Queen of Hungary water and rosemary
The many virtues of rosemary as well as its remarkable olfactory qualities have been known since the 14th century, and perhaps even well before! From a reliable source, history tells us that the elderly and ailing Queen of Hungary became acquainted with a miraculous perfume, a gift from a monk to relieve his rheumatism. The 72-year-old Queen was enchanted by this rosemary scent which gave it back its beauty and freshness of yesteryear. History would have it that this perfume helped her to conquer the heart of the Prince of Poland, that is to say!

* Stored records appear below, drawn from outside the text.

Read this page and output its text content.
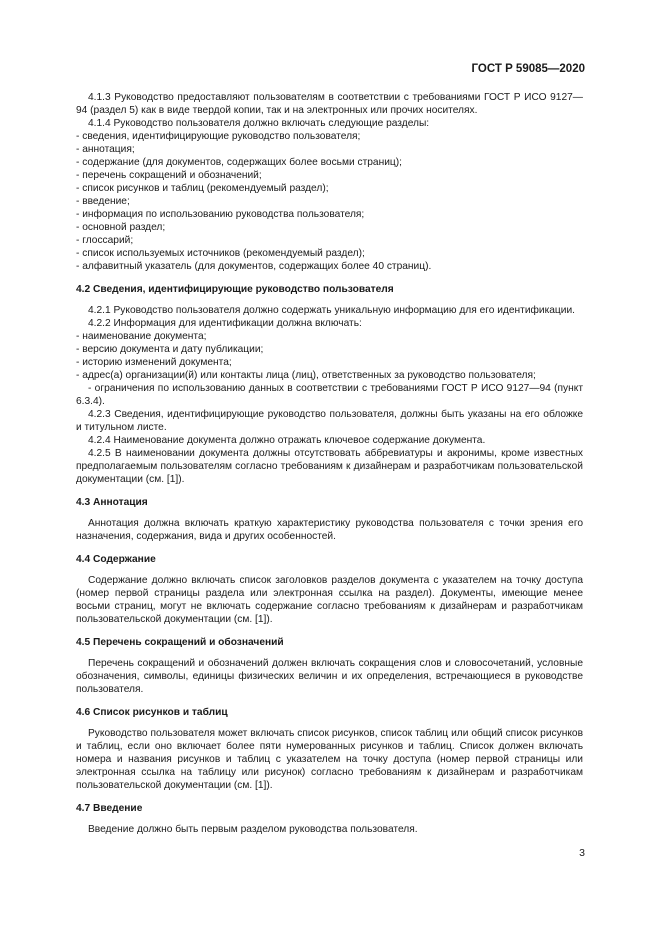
ГОСТ Р 59085—2020

4.1.3 Руководство предоставляют пользователям в соответствии с требованиями ГОСТ Р ИСО 9127—94 (раздел 5) как в виде твердой копии, так и на электронных или прочих носителях.

4.1.4 Руководство пользователя должно включать следующие разделы:

- сведения, идентифицирующие руководство пользователя;

- аннотация;

- содержание (для документов, содержащих более восьми страниц);

- перечень сокращений и обозначений;

- список рисунков и таблиц (рекомендуемый раздел);

- введение;

- информация по использованию руководства пользователя;

- основной раздел;

- глоссарий;

- список используемых источников (рекомендуемый раздел);

- алфавитный указатель (для документов, содержащих более 40 страниц).

4.2 Сведения, идентифицирующие руководство пользователя

4.2.1 Руководство пользователя должно содержать уникальную информацию для его идентификации.

4.2.2 Информация для идентификации должна включать:

- наименование документа;

- версию документа и дату публикации;

- историю изменений документа;

- адрес(а) организации(й) или контакты лица (лиц), ответственных за руководство пользователя;

- ограничения по использованию данных в соответствии с требованиями ГОСТ Р ИСО 9127—94 (пункт 6.3.4).

4.2.3 Сведения, идентифицирующие руководство пользователя, должны быть указаны на его обложке и титульном листе.

4.2.4 Наименование документа должно отражать ключевое содержание документа.

4.2.5 В наименовании документа должны отсутствовать аббревиатуры и акронимы, кроме известных предполагаемым пользователям согласно требованиям к дизайнерам и разработчикам пользовательской документации (см. [1]).

4.3 Аннотация

Аннотация должна включать краткую характеристику руководства пользователя с точки зрения его назначения, содержания, вида и других особенностей.

4.4 Содержание

Содержание должно включать список заголовков разделов документа с указателем на точку доступа (номер первой страницы раздела или электронная ссылка на раздел). Документы, имеющие менее восьми страниц, могут не включать содержание согласно требованиям к дизайнерам и разработчикам пользовательской документации (см. [1]).

4.5 Перечень сокращений и обозначений

Перечень сокращений и обозначений должен включать сокращения слов и словосочетаний, условные обозначения, символы, единицы физических величин и их определения, встречающиеся в руководстве пользователя.

4.6 Список рисунков и таблиц

Руководство пользователя может включать список рисунков, список таблиц или общий список рисунков и таблиц, если оно включает более пяти нумерованных рисунков и таблиц. Список должен включать номера и названия рисунков и таблиц с указателем на точку доступа (номер первой страницы или электронная ссылка на таблицу или рисунок) согласно требованиям к дизайнерам и разработчикам пользовательской документации (см. [1]).

4.7 Введение

Введение должно быть первым разделом руководства пользователя.

3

Thus the decoction composed of flowering rosemary branches was named in memory of this Queen: the Water of the Queen of Hungary. It was famous for decades for its divine scent as well as for its virtues until the day when the famous Eaux de Cologne came to replace it… or rather we should say supplement it. Today there are many rosemary-based perfumes, nevertheless the house of Fragonard, attached to this beautiful tradition, has decided to release a new fragrance which reproduces in every way this Water of the Queen of Hungary: Water of Hungary .
Aromatic notes and rosemary in modern perfumes
Rosemary is part of the aromatic or rustic notes family in perfumery. This olfactory family has been well known for centuries for being the basis of the manufacture of the famous Eaux de Cologne. Today the Eau de Cologne being a little outdated, the aromatic notes appear especially in the ranges of perfumes for men.
The aromatic notes, especially those produced from rosemary, create very dynamic scents. As a result, they are typically associated with a very manly or very sporty range of perfumes. One of the first men's perfumes designed entirely around the aromatic note, Pour un homme, was created in 1934 by D'Altdorf. Pour un homme brings together around the same citrus juice, aromatic and woody notes, a divinely invigorating blend that greatly appealed to men.
If today men have clearly appropriated the aromatic notes for their citrus or spicy perfumes, some designers have dared to launch perfumes for women on this same type of range. So Diptyque wanted to innovate in 1975 by offering a fragrance with clearly aromatic notes while remaining feminine with L'Eau Trois which delicately distils rosemary of course, but also thyme, bay leaf or marjoram… Current trends in perfumery clearly evolving towards a return to natural raw materials, it is a safe bet that our noses will still have beautiful rosemary surprises to discover!